Crustal Structure Beneath Ethiopia and Kenya: Implications for Rift Development in Eastern Africa

Crustal Structure Beneath Ethiopia and Kenya: Implications for Rift Development in Eastern Africa Location map of the study region showing topography, Precambrian terrains, the outline of the Cenozoic East African rift system, and the distribution of broadband seismic stations in Ethiopia, Kenya and Tanzania.

H-k stack of receiver functions for a Vp value of 6.5 km/s for station DMRK. To the left of each receiver function, the top number gives the event azimuth and the bottom number gives the event distance in degrees. Contours map out percentage values of the objective function.
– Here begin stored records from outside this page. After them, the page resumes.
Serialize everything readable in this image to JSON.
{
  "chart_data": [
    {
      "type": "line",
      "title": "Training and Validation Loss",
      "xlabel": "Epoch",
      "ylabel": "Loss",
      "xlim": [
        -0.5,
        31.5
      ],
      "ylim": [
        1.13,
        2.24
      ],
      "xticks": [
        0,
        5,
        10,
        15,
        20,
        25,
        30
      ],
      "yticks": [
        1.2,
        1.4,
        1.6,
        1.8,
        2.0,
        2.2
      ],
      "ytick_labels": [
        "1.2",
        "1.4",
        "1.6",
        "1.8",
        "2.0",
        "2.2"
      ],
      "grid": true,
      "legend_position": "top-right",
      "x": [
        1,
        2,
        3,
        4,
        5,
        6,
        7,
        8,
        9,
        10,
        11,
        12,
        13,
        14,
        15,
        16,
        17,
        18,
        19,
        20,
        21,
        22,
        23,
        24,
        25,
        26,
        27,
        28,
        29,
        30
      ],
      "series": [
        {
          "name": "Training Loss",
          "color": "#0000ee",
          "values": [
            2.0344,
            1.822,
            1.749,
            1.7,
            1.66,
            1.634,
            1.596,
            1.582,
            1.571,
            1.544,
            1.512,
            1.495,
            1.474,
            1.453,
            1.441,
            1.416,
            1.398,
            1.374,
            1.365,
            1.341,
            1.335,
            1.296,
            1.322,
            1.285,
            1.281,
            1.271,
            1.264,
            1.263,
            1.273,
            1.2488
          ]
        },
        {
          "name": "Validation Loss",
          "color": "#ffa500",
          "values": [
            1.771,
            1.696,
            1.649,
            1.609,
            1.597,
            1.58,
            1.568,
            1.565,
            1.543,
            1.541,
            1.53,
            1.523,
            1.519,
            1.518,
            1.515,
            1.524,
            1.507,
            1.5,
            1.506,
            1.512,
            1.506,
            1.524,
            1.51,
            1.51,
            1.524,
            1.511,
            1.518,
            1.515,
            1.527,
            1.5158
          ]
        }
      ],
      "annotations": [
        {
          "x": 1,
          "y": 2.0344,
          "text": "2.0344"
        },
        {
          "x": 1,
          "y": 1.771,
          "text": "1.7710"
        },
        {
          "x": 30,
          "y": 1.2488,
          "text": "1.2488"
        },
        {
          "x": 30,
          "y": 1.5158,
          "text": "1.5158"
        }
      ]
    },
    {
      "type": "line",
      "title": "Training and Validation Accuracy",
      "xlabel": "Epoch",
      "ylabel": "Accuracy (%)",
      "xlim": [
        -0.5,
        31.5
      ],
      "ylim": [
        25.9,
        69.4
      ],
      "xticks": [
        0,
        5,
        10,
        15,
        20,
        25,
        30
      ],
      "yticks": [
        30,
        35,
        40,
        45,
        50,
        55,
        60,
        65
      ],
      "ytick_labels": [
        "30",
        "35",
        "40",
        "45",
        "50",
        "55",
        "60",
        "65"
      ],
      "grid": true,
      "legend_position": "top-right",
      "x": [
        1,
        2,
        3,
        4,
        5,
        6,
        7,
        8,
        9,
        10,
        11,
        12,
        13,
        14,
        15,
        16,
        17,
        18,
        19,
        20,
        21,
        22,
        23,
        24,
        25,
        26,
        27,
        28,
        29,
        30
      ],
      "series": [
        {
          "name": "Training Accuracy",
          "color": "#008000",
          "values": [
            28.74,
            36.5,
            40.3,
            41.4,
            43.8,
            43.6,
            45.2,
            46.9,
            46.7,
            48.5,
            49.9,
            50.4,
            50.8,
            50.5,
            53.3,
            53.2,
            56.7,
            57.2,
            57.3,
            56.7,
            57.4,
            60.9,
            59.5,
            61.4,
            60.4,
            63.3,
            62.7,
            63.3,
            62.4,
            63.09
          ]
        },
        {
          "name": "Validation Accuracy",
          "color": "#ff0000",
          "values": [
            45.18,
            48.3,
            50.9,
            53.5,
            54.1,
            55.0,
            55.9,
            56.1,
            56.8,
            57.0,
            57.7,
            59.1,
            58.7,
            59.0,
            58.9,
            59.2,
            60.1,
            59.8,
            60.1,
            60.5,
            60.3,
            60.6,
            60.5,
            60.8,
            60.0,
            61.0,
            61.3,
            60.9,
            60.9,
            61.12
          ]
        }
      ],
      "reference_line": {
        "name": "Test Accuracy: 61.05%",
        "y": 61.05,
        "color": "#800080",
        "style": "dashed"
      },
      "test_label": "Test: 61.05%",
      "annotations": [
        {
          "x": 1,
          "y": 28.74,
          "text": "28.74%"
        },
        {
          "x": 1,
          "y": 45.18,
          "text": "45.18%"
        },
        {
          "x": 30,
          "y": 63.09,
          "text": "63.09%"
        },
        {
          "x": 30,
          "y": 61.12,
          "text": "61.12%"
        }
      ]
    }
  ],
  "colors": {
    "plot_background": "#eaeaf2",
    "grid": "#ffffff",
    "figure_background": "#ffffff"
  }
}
Moho depths and Poisson’s ratios (the first and the second numbers next to each station, respectively) obtained in this study and for Tanzania by previous studies.

The East African Rift System (EARS) is one of the largest continental rift systems on Earth, extending from the Afar region of Ethiopia southward to beyond the Zambezi River (Figure 1). Crustal structure was investigated within and surrounding the Eastern Branch of the EARS in Ethiopia and Kenya to determine the extent to which the Precambrian crustal structure has been modified by the Cenozoic tectonism found there. Two methods of receiver function analysis, the H-k method (Figure 2), and direct stacks of the waveforms, were used to analyze broadband seismic data that came from two IRIS/PASSCAL broadband seismic experiments conducted in Ethiopia between 2000 and 2002 and in Kenya between 2001 and 2002 (Figure 1). Crustal thickness to the east of the Kenya rift varies between 39 to 42 km and Poisson’s ratios for the crust vary between 0.24 and 0.27 (Figure 3). To the west of the Kenya rift, Moho depths vary between 37 and 38 km and Poisson’s ratios vary between 0.24 and 0.27. These findings support previous studies showing that crust away from the Kenya rift has not been modified extensively by the Cenozoic rifting and magmatism. Beneath the Ethiopian Plateau on either side of the Main Ethiopian Rift, crustal thickness ranges from 33 to 44 km, and Poisson’s ratios vary from 0.23 to 0.28. Within the Main Ethiopian Rift, Moho depths vary from 27 to 38 km, and Poisson’s ratios range from 0.27 to 0.35 (Figure 3). A crustal thickness of 25 km and a Poisson’s ratio of 0.36 were obtained for a single station in the Afar Depression. When compared to the Mozambique Belt crust in Tanzania and Kenya, as well as global averages, these results indicate that the crust beneath the Ethiopian Plateau has not been modified significantly by the Cenozoic rifting and magmatism.